Je vais donc pouvoir faire écouter cette émission à ma femme qui me prendra tout de suite plus au sérieux. « Si Lenglet le dit comme toi, alors ça vaut… » Bon, il m’aura fallu attendre quelques années… Voici l’essentiel de ses constats pour celles et ceux qui ne peuvent pas visionner immédiatement la vidéo et qui sont, comme ma chère et tendre, coincés quelques mètres sous terre dans les métros et RER parisiens.

Sur l’Euro !

« L’euro n’a pas créé nos difficultés, il les a exaltées en supprimant le mécanisme de la dévaluation. Il faudrait que la Grèce sorte de l’Euro. »

« L’Euro ne tiendra pas encore 10 ans et la zone euro dans 10 ans sera très différente dans sa géographie. Il y aura une « Germania » une super-zone économique allemande avec ce qui restera de l’euro qui sera devenu un super-mark, les autres pays retrouveront leurs propres monnaies. »

Sur le Japon !

« Ça va mal finir et les choses qui ne peuvent pas durer finissent par s’interrompre !! » (Il s’agit là d’une pensée d’une profondeur totale, et au-delà de l’ironie et de l’humour bienveillant, bien qu’énonçant une évidence, il a raison. Le problème c’est que désormais, énoncer des évidences du type « l’eau ça mouille » et « le feu ça brûle » est interdit par la bien-pensance.)

Sur l’Union bancaire !

Vous savez l’Union bancaire c’est ce machin européen qui est censé nous sauver des affres des crises bancaires à venir. Il a ce commentaire remarquable de lucidité où quand c’est moi qui le dis j’entends toujours les sempiternels « Charles tu es un peu excessif tout de même »… Bref, pour notre François Lenglet, « l’Union bancaire est une vaste farce »… Hahahahaha, c’est exactement ça. Moi je dis que c’est une vaste fumisterie, mais en données corrigées du mot utilisé, le constat est identique. Il n’y a rien à en attendre, et quand la Deutsche Bank s’effondrera, ce sont les Allemands qui viendront payer pour sauver leur banque, car il est peu probable que le « con-tribuable » italien, grec, espagnol et même français se précipite pour sauver tous ces riches allemands qui roulent en BMW et autres Mercedes ou grosses cylindrées.

Sortir de l’euro est impossible !

Hahahahahaha… bon ben lui aussi il a fait un grand « hahahahahaha », « bien sûr que c’est faisable, techniquement c’est faisable »! Évidemment, il s’agit ici uniquement de problèmes logistiques et d’intendance.
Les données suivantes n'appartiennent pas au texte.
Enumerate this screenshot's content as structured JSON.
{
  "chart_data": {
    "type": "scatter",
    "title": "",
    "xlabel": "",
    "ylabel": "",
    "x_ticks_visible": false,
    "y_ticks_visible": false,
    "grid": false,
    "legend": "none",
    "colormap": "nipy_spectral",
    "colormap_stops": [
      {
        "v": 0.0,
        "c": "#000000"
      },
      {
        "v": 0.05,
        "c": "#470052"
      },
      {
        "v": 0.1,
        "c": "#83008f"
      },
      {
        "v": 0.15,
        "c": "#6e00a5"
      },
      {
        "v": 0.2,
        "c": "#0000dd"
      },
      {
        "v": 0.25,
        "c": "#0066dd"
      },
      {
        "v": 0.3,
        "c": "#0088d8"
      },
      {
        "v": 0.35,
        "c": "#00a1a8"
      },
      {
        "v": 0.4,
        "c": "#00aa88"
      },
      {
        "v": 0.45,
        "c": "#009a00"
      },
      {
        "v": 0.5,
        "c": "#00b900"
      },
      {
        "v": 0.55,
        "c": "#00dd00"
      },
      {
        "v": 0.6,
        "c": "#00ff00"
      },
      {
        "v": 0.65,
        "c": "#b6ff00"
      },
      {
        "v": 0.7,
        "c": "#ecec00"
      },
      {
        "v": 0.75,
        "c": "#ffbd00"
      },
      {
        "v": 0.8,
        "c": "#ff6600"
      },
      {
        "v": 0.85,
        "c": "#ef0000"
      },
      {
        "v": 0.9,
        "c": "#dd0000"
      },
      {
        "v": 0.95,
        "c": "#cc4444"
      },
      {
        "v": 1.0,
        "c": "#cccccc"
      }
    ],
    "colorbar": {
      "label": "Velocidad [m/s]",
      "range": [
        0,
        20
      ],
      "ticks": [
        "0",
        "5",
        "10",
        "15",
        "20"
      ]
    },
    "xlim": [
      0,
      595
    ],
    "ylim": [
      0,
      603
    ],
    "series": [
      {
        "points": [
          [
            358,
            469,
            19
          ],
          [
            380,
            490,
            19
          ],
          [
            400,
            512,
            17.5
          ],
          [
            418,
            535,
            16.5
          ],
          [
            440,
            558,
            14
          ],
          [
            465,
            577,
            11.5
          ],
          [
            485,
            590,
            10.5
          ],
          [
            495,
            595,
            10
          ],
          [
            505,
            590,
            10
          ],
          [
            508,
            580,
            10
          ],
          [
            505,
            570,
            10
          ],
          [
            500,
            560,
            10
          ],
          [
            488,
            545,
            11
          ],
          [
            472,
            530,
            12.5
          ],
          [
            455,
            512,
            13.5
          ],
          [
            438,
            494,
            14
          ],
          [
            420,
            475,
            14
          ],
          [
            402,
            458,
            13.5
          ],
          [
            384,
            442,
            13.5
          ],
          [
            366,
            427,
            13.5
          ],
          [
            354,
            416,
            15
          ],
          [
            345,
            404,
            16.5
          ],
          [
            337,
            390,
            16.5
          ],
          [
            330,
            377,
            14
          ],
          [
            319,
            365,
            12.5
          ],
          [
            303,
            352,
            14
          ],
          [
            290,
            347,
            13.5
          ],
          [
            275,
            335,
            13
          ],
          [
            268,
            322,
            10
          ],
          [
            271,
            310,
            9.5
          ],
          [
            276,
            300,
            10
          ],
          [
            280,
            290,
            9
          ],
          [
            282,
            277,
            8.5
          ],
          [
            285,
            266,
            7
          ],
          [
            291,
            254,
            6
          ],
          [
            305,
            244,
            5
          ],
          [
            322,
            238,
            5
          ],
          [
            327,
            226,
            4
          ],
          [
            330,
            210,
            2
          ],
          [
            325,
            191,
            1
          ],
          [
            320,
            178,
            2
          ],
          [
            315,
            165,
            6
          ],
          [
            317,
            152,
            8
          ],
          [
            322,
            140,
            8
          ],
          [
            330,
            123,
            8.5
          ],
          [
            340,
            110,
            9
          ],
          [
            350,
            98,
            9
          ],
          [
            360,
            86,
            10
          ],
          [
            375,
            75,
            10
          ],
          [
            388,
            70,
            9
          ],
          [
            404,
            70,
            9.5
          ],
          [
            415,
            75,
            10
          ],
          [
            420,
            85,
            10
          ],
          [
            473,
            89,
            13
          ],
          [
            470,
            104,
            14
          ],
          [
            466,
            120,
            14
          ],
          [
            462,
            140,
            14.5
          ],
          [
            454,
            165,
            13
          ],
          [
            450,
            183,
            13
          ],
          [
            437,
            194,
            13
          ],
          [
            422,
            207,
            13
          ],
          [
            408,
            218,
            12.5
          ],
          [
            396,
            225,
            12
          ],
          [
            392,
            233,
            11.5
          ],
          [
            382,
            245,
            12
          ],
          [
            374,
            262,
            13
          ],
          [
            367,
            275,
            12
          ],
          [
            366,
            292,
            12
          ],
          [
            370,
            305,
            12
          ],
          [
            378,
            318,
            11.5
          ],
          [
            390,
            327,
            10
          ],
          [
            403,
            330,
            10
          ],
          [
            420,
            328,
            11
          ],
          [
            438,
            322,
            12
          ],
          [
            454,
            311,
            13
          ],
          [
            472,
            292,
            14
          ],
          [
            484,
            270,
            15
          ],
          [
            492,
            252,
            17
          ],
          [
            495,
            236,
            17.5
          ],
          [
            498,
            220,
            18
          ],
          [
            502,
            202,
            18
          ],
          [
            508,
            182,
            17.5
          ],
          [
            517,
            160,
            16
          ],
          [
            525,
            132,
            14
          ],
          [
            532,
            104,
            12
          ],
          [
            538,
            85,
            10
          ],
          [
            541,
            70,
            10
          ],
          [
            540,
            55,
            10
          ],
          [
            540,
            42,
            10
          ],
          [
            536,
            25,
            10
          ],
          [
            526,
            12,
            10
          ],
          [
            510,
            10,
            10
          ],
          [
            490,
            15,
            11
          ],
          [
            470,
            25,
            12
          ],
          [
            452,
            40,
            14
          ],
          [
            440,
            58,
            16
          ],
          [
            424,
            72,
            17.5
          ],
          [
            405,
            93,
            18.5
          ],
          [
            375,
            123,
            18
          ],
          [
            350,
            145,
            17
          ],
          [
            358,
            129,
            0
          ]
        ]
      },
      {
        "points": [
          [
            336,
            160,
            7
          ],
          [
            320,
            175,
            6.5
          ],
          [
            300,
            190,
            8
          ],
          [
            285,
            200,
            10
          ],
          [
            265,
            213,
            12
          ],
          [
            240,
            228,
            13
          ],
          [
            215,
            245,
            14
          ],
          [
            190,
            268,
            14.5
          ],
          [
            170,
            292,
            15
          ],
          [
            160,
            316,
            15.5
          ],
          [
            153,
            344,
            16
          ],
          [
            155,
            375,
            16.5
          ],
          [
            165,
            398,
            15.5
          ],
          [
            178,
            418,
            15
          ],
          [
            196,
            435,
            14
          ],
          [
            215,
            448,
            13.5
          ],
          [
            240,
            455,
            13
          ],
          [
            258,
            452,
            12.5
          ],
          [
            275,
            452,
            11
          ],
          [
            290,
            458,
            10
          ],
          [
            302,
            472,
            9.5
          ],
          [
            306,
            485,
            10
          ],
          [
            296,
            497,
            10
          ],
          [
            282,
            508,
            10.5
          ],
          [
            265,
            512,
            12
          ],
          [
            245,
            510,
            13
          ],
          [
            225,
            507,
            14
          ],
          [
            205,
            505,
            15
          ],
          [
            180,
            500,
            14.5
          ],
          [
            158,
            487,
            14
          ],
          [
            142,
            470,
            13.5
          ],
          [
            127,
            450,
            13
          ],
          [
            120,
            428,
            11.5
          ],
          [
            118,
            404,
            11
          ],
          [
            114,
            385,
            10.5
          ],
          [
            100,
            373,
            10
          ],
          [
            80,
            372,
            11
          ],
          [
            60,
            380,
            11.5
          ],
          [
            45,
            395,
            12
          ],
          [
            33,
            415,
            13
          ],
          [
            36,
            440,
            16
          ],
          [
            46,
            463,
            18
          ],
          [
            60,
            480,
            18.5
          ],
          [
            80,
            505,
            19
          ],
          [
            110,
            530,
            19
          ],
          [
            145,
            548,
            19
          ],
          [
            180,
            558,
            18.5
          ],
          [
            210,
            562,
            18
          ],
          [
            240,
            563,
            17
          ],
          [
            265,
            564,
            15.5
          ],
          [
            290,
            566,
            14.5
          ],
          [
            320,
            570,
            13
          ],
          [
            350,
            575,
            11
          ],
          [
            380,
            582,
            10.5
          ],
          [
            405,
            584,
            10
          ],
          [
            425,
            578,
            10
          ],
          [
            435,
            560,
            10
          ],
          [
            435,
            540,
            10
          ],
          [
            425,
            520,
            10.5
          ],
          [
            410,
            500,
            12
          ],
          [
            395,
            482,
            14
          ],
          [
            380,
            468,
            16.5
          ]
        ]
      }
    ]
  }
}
Au bout du bout, tout est une question de décision politique.

L’euro est en train de tuer à petit feu l’essentiel des pays européens. Pour survivre, nous devrons en sortir et il faudra bien inventer le mode d’emploi, il n’y aura pas le choix. Ou alors nous nous suiciderons avec l’euro.

Néanmoins, il est à prévoir que nous allions jusqu’à la faillite avant de le quitter car ce sera le seul cas où nous pourrons dire avec certitude que les coûts pour quitter l’euro seront moins élevés que les coûts de la faillite avérée en y restant. Nous quitterons l’euro quand nous serons insolvables, donc dans les pires conditions et au pire moment. Ce sera alors un chaos indescriptible et un retour dans l’urgence et dans la panique aux monnaies nationales, un retour non préparé.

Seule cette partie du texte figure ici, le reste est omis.